Shining City

The United States capital has long been home to ambitious egos and an army of sycophants and influence peddlers. Debut novelist Tom Rosenstiel's Shining City, like a mashup of The West Wing and House of Cards, captures the high stakes political maneuvering behind pushing an iconoclastic Supreme Court nominee through a divisive Senate confirmation hearing.

Conservative Peter Rena ("ex-military, Special Forces, one of those crazy guys who swim across alligator-infested waters to slit your throat") and his liberal partner, Randi Brooks, run a nonpartisan "problem-solver" consulting firm. Charged with thoroughly scrubbing the background of Edmund Roland Madison, they must prep the blunt independent jurist for the inevitable high-profile committee grilling. Meanwhile, the psychopathic brother of a man convicted of murder and rape in Madison's California courtroom is systematically killing the cop, public defender and prosecutor in the case--and his ultimate target is Madison himself.
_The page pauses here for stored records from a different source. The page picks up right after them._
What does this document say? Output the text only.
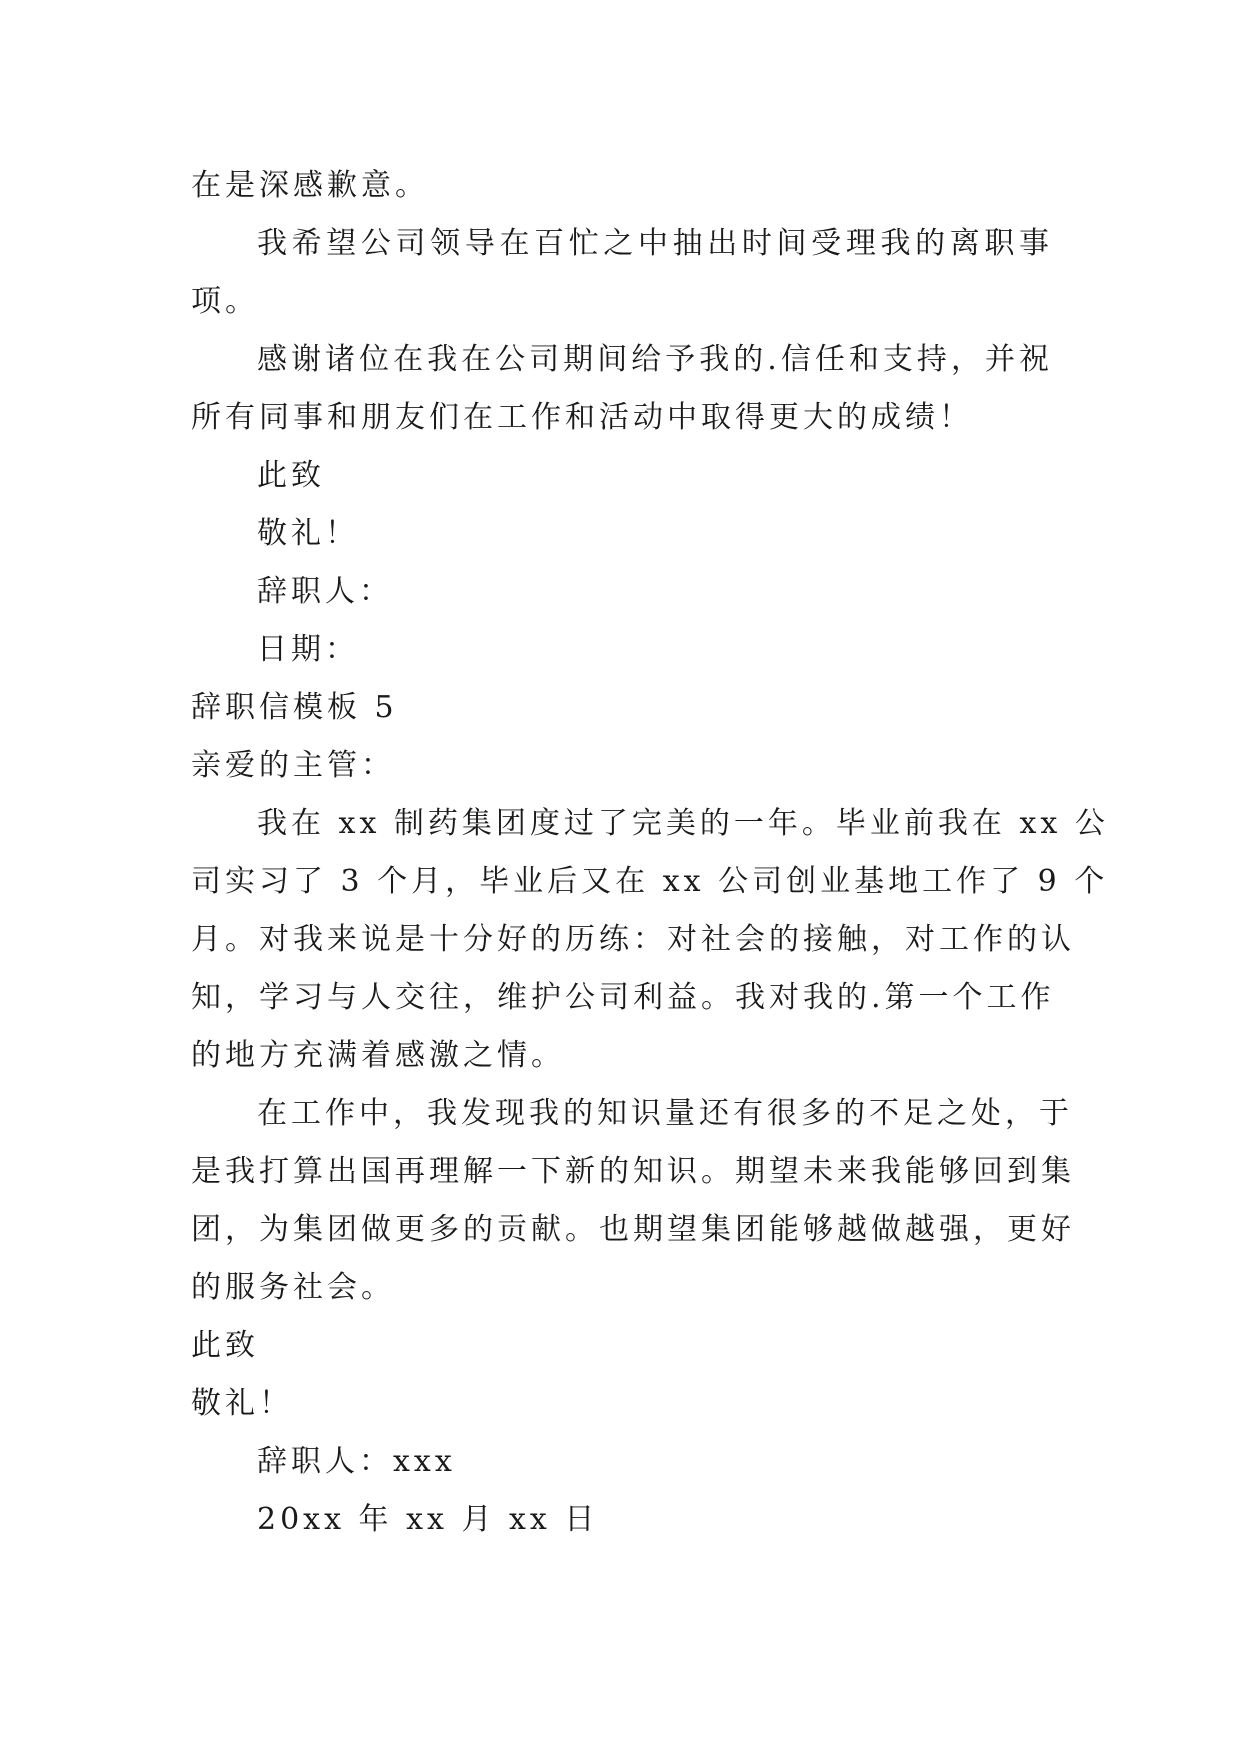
在是深感歉意。
我希望公司领导在百忙之中抽出时间受理我的离职事
项。
感谢诸位在我在公司期间给予我的.信任和支持，并祝
所有同事和朋友们在工作和活动中取得更大的成绩！
此致
敬礼！
辞职人：
日期：
辞职信模板 5
亲爱的主管：
我在 xx 制药集团度过了完美的一年。毕业前我在 xx 公
司实习了 3 个月，毕业后又在 xx 公司创业基地工作了 9 个
月。对我来说是十分好的历练：对社会的接触，对工作的认
知，学习与人交往，维护公司利益。我对我的.第一个工作
的地方充满着感激之情。
在工作中，我发现我的知识量还有很多的不足之处，于
是我打算出国再理解一下新的知识。期望未来我能够回到集
团，为集团做更多的贡献。也期望集团能够越做越强，更好
的服务社会。
此致
敬礼！
辞职人：xxx
20xx 年 xx 月 xx 日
A former journalist with the Los Angeles Times and Newsweek, Rosenstiel (Blur: How to Know What's True in the Age of Information Overload with Bill Kovach) salts his Washington political thriller with contemporary issues and D.C. characters--like the leader of a look-alike Tea Party caucus who wears a Heritage Foundation T-shirt and takes his coffee in a Cato Institute mug, and "Craggy" Aggie Tucker, "the feral boy senator of Texas." Shining City is a diverting look behind the capital's political curtain with enough barbarity to give it plenty of propulsive juice. --Bruce Jacobs, founding partner, Watermark Books & Cafe, Wichita, Kan.